The implant under development, inspired by the functionality of cochlear implants, would not restore normal vision, but could help blind people to more easily navigate their environments.

The MIT group, as well as Second Sight, initially developed implants that were implanted inside the ocular cavity, called epiretinal implants.

"Our group initially focused on an epiretinal approach, but after nearly a decade of sobering experience we decided it best to pursue a subretinal approach instead," Wyatt said, adding that epiretinal approach introduces a greater danger of bleeding in the eye when mounting an array or an entire electronic system epiretinally using either adhesives or retinal tacks. There's also a postsurgical risk of eventual detachment and bleeding, among other potential complications.

"As we discovered these impediments, we eventually decided to switch to a subretinal approach to the implant design," Wyatt said.

A new design emerged – one in which the bulk of the implant is attached to the outside of the sclera except for a thin microelectrode array penetrating the sclera to stimulate the retina electrically from a subretinal location.

"A little bit of bleeding into the eye is extremely destructive," Wyatt said. "We though it was safer our way."

Once the implant is in place, the patient would wear glasses mounted with a tiny camera that sends images to a microchip attached to the eye. The glasses also contain a coil that wirelessly transmits power to receiving coils surrounding the eyeball. When the microchip receives visual information, it activates electrodes that stimulate nerve cells in the areas of the retina corresponding to the features of the visual scene. The electrodes directly activate optical nerves that carry signals to the brain, bypassing the damaged layers of retina.

Aside from testing the system in animals, the MIT group implanted six patients with a prototype for a single day to do experiments, which confirmed that retinal stimulation can produce some kind of organized vision in blind patients. But they won't know exactly how well the implant works until they test it fully in humans with chronic blindness, "because cortical learning [like what happens with cochlear implants] happens over weeks to months, not hours," Wyatt said.
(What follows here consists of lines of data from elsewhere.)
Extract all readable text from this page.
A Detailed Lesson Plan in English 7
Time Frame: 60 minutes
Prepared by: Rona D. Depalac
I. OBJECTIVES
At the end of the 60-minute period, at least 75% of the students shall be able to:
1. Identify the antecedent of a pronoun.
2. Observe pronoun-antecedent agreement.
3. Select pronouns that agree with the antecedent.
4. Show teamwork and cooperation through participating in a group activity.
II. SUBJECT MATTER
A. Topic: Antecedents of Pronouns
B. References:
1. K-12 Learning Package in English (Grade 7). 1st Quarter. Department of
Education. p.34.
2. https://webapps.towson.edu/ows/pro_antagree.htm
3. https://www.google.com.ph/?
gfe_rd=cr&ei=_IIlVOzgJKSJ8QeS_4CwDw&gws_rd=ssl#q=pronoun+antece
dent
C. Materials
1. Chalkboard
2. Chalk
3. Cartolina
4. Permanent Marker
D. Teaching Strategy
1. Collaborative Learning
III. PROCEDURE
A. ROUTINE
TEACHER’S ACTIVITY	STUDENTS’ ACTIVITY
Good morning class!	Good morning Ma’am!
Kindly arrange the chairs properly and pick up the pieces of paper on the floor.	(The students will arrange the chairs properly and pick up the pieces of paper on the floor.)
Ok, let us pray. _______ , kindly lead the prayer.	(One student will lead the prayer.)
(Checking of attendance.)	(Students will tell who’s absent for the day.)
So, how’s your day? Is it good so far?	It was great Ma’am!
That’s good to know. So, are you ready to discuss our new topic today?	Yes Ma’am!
With backing from the VA Center for Innovative Visual Rehabilitation, the National Institutes of Health, the National Science Foundation, the Catalyst Foundation (Lancaster, California) and the MOSIS (Marina del Rey, California) microchip fabrication service, the group intends to start testing in blind patients within the next two years pending FDA approval. In the midst of this, Wyatt said, they are working to either spin out a company or outlicense the technology.

A special surgical technique has been developed to facilitate subretinal implants and the MIT group has reported a success rate of about 90% in pigs. Additionally, they have switched from using a silicone exterior to hermetically sealed titanium, which can stand up to saline exposure for decades unlike silicone.

In May, Second Sight reported that FDA granted approval for up to 20 people who are blind or who have severely impaired vision due to the genetic eye disease, retinitis pigmentosa, to participate in the Argus II Retinal Implant feasibility study in the U.S.